French President Nicolas Sarkozy has confirmed plans to invest €1 billion ($1.4 billion) in future nuclear programs including fourth generation reactor research.
|President Sarkozy addresses the media (Image: P Segrette)
The nuclear funding is part of a €35 billion ($50 billion) project of investment launched in late 2009. Addressing the press on 27 June, Sarkozy provided an update of progress to date. As well as the €1 billion on future nuclear programs, he said that France would free up significant resources to strengthen nuclear safety research, a field in which he said France was already a 'recognised leader'. The country's investment plans remain unaffected by the recent events at Fukushima, which have prompted decisions by the neighbouring German and Swiss governments to phase out their nuclear power sectors.
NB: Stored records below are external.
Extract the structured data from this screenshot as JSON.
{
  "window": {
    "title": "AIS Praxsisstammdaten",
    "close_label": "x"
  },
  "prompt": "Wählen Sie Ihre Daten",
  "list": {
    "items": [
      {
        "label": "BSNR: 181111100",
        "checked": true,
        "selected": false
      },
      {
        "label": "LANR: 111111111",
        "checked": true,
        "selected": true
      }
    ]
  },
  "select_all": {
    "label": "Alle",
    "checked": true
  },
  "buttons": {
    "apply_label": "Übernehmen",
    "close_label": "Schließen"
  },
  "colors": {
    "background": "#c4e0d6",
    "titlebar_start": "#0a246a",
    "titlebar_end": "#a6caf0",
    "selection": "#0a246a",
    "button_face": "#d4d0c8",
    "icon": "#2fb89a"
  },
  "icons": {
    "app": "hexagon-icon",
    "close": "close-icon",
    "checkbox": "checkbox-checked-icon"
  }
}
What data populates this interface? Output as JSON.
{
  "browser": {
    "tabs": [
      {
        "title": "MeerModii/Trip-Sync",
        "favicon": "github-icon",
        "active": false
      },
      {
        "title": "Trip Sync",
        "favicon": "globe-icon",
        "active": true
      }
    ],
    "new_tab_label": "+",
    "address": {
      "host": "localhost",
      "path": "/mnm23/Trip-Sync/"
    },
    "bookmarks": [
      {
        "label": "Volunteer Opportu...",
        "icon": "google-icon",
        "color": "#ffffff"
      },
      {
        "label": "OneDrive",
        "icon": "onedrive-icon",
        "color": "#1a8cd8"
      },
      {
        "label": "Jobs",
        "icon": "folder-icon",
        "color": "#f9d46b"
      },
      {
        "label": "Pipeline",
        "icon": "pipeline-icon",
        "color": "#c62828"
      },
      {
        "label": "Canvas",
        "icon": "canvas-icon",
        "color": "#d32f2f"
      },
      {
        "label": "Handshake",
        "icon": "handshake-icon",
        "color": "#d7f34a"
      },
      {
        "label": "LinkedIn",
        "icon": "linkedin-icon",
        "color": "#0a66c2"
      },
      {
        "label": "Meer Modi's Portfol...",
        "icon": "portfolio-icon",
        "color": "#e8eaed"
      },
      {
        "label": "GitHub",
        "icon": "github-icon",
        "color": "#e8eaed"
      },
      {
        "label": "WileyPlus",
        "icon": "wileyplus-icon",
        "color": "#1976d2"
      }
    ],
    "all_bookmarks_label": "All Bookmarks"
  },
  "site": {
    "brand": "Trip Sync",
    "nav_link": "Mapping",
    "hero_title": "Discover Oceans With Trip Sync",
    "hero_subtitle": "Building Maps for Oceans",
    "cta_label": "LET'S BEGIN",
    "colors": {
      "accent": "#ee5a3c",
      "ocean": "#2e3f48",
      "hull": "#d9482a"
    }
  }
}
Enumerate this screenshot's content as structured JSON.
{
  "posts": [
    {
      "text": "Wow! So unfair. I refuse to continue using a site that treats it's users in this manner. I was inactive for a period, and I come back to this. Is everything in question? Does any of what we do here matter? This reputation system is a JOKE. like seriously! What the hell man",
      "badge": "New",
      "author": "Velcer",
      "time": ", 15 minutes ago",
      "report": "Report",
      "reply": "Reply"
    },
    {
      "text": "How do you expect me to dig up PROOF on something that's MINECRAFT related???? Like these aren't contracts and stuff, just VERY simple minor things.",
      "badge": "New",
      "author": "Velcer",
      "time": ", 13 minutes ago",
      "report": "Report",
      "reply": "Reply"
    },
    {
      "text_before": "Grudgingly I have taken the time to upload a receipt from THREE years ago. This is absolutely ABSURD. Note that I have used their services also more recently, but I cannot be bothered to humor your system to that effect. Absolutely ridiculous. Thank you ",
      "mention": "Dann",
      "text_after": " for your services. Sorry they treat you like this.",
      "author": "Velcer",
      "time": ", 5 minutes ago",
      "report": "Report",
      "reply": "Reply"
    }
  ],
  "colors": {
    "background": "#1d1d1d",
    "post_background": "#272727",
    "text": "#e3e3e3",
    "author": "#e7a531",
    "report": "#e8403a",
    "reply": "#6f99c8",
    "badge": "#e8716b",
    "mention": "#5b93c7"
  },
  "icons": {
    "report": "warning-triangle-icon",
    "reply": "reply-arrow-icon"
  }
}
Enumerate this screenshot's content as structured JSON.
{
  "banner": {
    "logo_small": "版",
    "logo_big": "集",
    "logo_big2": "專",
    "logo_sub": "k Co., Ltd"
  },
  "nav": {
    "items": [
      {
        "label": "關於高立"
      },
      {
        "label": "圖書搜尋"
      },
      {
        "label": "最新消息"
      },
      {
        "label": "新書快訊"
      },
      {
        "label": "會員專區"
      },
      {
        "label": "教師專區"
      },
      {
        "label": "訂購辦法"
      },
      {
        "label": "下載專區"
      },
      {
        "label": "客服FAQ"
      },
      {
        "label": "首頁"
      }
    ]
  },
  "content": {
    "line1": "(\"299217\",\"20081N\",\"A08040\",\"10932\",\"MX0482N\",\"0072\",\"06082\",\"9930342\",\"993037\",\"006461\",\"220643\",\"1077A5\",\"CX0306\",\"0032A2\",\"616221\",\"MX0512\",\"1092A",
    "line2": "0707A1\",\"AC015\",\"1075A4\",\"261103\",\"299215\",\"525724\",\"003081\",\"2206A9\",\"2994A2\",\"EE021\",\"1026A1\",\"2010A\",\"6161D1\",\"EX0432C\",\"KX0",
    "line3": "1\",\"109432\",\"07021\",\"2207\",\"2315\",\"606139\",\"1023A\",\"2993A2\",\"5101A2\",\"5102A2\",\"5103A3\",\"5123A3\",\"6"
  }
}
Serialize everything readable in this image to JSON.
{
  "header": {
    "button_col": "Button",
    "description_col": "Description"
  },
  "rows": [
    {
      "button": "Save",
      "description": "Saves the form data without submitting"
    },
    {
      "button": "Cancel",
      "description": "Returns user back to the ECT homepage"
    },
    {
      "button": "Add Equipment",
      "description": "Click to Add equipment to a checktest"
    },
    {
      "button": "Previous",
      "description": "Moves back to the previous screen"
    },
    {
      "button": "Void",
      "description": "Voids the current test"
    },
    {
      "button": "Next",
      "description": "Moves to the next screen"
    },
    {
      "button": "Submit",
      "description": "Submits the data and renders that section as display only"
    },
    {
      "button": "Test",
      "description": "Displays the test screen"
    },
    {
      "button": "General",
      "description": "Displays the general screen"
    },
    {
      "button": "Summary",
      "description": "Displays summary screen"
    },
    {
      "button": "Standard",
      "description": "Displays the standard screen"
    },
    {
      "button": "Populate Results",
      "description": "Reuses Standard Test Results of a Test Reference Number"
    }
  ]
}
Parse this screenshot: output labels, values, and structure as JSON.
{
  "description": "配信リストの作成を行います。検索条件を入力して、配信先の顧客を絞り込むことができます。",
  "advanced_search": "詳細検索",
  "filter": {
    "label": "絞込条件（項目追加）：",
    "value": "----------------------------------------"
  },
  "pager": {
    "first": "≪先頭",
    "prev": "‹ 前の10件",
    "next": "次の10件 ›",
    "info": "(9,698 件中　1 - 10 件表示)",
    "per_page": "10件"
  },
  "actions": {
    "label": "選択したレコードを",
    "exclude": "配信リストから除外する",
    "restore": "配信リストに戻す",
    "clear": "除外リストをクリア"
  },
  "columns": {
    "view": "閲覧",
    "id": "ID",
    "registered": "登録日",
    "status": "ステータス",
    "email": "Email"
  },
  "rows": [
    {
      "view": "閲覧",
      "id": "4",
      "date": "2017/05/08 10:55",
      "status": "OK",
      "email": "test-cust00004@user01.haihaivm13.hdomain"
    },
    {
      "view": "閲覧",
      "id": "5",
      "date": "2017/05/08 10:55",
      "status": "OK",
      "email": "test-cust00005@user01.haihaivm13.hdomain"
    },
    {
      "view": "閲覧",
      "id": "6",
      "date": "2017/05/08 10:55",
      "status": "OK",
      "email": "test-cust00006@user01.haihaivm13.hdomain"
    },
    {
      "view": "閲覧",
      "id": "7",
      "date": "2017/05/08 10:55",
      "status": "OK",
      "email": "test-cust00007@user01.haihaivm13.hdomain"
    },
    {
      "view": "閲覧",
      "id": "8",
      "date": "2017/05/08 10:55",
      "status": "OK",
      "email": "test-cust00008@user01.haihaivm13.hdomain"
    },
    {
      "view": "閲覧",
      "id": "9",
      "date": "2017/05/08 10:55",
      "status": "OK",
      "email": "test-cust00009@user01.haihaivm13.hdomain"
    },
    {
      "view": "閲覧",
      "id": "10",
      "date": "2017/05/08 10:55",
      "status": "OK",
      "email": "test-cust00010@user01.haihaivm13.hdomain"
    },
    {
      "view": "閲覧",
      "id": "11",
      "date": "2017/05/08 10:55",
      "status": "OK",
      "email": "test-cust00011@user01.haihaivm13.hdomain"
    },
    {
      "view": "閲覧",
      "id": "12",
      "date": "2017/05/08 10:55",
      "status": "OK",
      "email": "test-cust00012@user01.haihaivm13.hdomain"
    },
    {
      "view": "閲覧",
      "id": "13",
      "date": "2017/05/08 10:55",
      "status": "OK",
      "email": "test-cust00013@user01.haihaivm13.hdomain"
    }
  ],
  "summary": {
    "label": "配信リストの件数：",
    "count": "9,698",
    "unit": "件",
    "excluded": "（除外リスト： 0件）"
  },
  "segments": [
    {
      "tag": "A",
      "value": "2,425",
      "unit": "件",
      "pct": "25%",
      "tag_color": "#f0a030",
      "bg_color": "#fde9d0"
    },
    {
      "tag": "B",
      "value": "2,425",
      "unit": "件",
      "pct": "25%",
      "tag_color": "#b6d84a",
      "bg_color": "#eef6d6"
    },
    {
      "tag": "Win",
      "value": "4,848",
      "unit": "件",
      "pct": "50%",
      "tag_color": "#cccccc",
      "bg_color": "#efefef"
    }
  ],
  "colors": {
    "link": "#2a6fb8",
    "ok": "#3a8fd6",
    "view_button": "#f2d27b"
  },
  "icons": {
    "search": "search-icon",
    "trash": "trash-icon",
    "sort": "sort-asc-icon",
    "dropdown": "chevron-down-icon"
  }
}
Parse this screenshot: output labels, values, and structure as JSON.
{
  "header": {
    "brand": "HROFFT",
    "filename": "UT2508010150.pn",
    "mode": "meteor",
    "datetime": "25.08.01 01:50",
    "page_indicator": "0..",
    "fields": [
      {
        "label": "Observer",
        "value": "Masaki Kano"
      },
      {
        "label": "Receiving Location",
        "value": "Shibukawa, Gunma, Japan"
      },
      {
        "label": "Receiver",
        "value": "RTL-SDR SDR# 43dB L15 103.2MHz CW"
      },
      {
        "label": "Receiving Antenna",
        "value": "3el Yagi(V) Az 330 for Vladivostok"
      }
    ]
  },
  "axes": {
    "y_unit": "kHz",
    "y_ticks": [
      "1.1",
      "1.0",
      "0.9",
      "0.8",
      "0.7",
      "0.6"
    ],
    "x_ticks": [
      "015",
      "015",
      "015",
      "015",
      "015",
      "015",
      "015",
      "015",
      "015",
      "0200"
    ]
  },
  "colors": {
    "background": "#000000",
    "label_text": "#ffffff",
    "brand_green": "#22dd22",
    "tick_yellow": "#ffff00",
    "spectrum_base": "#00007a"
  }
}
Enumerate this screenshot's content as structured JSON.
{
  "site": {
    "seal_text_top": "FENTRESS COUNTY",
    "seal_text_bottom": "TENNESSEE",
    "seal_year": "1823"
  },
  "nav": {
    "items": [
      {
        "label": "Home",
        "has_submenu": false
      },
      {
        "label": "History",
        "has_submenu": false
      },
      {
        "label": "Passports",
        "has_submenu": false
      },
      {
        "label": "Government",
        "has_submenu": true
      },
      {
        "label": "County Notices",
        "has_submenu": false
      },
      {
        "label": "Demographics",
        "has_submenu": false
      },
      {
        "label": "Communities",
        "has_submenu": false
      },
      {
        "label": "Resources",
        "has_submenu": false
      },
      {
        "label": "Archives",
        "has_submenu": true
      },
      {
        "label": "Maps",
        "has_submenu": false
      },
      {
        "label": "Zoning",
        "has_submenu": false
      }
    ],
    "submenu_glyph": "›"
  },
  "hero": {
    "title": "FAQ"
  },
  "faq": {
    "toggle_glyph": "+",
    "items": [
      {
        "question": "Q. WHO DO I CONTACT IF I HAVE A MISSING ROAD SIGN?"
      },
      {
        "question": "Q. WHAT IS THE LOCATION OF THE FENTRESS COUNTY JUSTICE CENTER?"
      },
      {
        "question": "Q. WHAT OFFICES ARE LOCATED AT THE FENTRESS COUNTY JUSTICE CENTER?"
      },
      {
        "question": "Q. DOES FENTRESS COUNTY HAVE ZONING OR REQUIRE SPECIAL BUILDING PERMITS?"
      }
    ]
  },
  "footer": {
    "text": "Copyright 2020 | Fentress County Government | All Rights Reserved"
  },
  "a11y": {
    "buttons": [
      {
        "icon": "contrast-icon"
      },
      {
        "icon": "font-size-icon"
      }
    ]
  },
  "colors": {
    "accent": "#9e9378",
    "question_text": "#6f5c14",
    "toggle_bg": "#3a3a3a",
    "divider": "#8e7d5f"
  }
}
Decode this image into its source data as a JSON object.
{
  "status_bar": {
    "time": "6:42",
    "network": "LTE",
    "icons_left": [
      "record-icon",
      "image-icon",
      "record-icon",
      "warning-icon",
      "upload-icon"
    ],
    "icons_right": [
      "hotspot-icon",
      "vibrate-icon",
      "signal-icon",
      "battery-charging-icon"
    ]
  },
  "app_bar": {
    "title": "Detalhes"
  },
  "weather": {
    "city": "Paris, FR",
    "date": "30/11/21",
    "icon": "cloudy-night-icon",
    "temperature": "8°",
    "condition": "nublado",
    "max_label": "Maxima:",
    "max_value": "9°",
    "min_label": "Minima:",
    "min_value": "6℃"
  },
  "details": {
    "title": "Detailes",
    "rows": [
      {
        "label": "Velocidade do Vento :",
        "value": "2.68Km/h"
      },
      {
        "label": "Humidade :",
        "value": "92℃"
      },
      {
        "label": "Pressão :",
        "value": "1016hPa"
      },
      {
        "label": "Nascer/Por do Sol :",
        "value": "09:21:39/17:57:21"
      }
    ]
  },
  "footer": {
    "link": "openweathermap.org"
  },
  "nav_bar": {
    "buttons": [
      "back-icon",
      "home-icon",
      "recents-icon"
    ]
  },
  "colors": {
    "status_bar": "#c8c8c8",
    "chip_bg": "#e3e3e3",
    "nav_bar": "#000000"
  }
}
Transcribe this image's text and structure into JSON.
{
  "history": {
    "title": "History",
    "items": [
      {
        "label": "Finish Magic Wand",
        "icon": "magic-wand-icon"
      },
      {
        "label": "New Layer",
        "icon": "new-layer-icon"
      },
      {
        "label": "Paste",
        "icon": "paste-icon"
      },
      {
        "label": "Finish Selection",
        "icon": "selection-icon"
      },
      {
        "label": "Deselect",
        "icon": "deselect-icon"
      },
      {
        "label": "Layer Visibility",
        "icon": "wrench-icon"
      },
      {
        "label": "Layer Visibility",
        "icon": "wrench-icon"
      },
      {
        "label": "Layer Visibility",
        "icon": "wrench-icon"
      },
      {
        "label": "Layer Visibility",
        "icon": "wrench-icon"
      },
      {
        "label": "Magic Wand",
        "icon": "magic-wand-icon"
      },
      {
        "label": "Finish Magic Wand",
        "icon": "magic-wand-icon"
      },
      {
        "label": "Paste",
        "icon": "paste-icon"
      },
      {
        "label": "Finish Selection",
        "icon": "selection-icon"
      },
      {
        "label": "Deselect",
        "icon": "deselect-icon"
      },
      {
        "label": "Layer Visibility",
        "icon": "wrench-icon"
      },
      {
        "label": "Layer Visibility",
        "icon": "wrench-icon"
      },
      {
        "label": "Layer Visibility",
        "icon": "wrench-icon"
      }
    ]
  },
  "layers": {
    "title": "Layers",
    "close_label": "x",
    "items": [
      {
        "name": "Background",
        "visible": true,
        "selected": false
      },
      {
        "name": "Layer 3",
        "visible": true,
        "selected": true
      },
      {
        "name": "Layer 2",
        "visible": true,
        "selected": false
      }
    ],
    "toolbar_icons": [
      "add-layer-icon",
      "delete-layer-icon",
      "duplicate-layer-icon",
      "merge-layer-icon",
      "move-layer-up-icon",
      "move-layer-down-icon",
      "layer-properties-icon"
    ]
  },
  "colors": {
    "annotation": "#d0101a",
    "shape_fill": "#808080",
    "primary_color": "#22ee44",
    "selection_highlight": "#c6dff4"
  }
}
The majority of the French funding earmarked for future nuclear projects, nearly €652 million ($933 million) is to be spent on the Astrid fourth-generation sodium-cooled fast reactor program, which is led by France's CEA (Commission of Atomic Energy and Alternative Energy, formerly the Commissariat a l'Energie Atomique). Final decisions on construction of a 600 MWe Astrid prototype are expected to be made in 2017.
The second major beneficiary is the Jules Horowitz research reactor, which is receiving €250 million ($358 million). This reactor, which is under construction in Cadarache in southern France, will be able to contribute "significantly" to world production of the medically important radioisotope molybdenum-99, according to the French government.
During the press conference, Sarkozy said he found propositions of nuclear moratoria in response to the incidents at the Fukushima Daiichi power plant in Japan as "curious", and that such decisions made no sense. In answer to questions, Sarkozy said that nuclear must be developed alongside alternatives: in addition to the €1 billion on future nuclear, the French investment plans earmark some €1.35 billion for renewable energy and carbon-free generation options. Nevertheless, "there is no alternative to nuclear today," he said.